Pitkin County denies pot edibles manufacturing business
Pitkin County commissioners on Wednesday denied a local woman’s application to open a kitchen at the Aspen Business Center that would have manufactured marijuana-infused edibles.
“The (marijuana) legalization train left the station at a good clip, and I’m not sure our communities have caught up,” said Commissioner Rachel Richards. “The messaging is this isn’t a drug. This isn’t serious. It’s just a piece of candy.”
And that message – which Richards said was driven home by a 90-minute discussion commissioners had last week about marijuana edibles with Pitkin County Sheriff Joe DiSalvo, county staff members and officials from valley public health, anti-drug and youth organizations – is the wrong one to send to the community’s children.
“Nobody puts a bottle of hard alcohol in a Halloween basket,” Richards said. “Things that look like candy, smell like candy and taste like candy are too dangerous to my mind.”
Commissioner Patti Clapper agreed, saying that commissioners cannot disapprove of edibles that appeal to children on one hand, then approve an edibles manufacturing facility on the other.
“That would fly in the face of the community,” Clapper said. “I understand your products would be in child-proof containers, but I’m worried about (edible marijuana) products out of containers.”
Clapper also said the facility’s proximity to a daycare center – which she reminded her colleagues was only brought to light after she mentioned it during a previous meeting – also concerned her.
“I’m sorry, but there’s just too many outstanding concerns,” Clapper said.
Sonya Bolerjack submitted the application for the facility nearly a year ago and proposed to produce marijuana-infused gum, popcorn and candy under the name “Aspen Mountain High.” She told commissioners Wednesday she planned to purchase cannabis oils to make the products and did not plan to extract the oil at the ABC facility.

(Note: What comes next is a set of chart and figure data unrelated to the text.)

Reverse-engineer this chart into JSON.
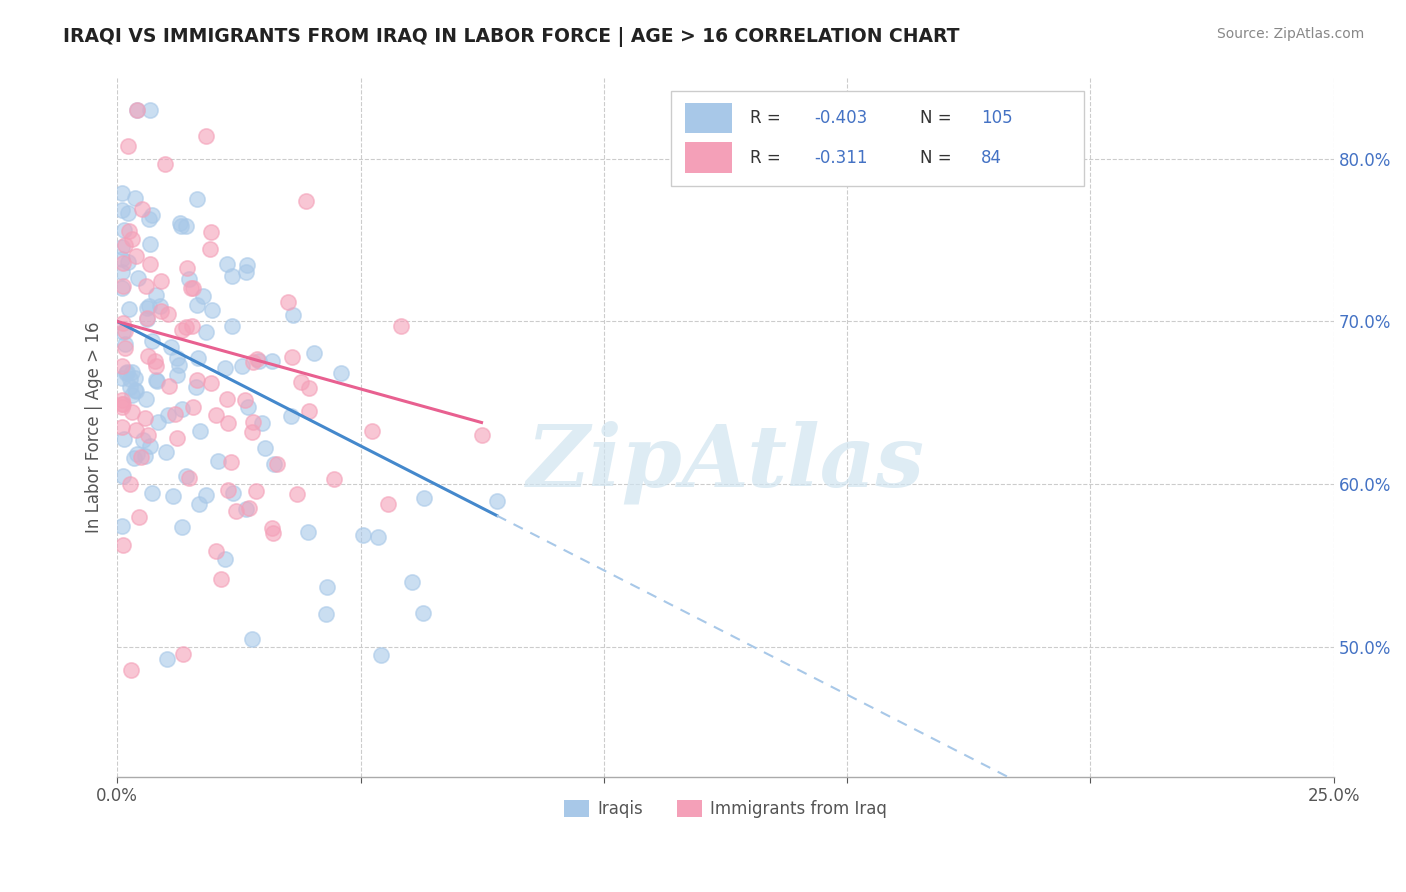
{
  "title": "IRAQI VS IMMIGRANTS FROM IRAQ IN LABOR FORCE | AGE > 16 CORRELATION CHART",
  "source_text": "Source: ZipAtlas.com",
  "ylabel": "In Labor Force | Age > 16",
  "xlim": [
    0.0,
    0.25
  ],
  "ylim": [
    0.42,
    0.85
  ],
  "x_tick_positions": [
    0.0,
    0.05,
    0.1,
    0.15,
    0.2,
    0.25
  ],
  "x_tick_labels": [
    "0.0%",
    "",
    "",
    "",
    "",
    "25.0%"
  ],
  "y_tick_positions": [
    0.5,
    0.6,
    0.7,
    0.8
  ],
  "y_tick_labels": [
    "50.0%",
    "60.0%",
    "70.0%",
    "80.0%"
  ],
  "color_iraqi": "#a8c8e8",
  "color_immigrant": "#f4a0b8",
  "color_line_iraqi": "#4488cc",
  "color_line_immigrant": "#e86090",
  "color_dashed_ext": "#a8c8e8",
  "watermark": "ZipAtlas",
  "watermark_color": "#d0e4f0",
  "r1": "-0.403",
  "n1": "105",
  "r2": "-0.311",
  "n2": "84",
  "legend_color": "#4472c4",
  "grid_color": "#cccccc",
  "title_color": "#222222",
  "source_color": "#888888",
  "tick_color": "#555555",
  "ylabel_color": "#555555"
}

Bolerjack, who was born and raised in Aspen, also said that as a mother of two small children, keeping marijuana edibles out of the hands of children was “a huge concern of mine.”
“I really want to up the standards of the packaging,” she said. “(The products) won’t look like Cheeba Chews.”
Cheeba Chews are a popular marijuana edible available statewide that comes wrapped in colorful, candy-like packaging.
Edibles produced by her company would be sold in sealed, child-proof pill bottle containers, Bolerjack said.
“It’s up to parents, if they consume the product, to keep it away from children,” she said.
A man who appeared Wednesday with Bolerjack but later declined to give his name also pointed out that many different edible products were for sale at the seven marijuana dispensaries in the city of Aspen, not far from the location of Wednesday’s meeting.
Commissioners and county staff members also had other concerns about the facility, including its ventilation system, how marijuana-infused waste would be handled and the daycare issue. Laws state that a marijuana-related business cannot be located within 1,000 feet of a daycare.
In the case of Aspen Mountain High, a daycare is located within 1,000 feet of the business’ property line, but it is further than 1,000 feet from the actual building where the edibles would have been produced, said Jeanette Jones, the board’s records manager.
County staff recommended against approving the project, according to county documents.
Commissioner Steve Child said that if the proposed business was further from the daycare and could produce products that were readily identifiable as containing marijuana – such as being stamped with a marijuana leaf or being dyed green – he could support it.
“This just isn’t the right proposal in the right place,” Child said.
Finally, Sheriff DiSalvo pointed to last week’s discussion about edibles and also cast doubt on the Aspen Mountain High application at Wednesday’s meeting.
“Products appealing to children – I’d like to discourage that,” he said, adding that perhaps edibles should only be made available in pill form.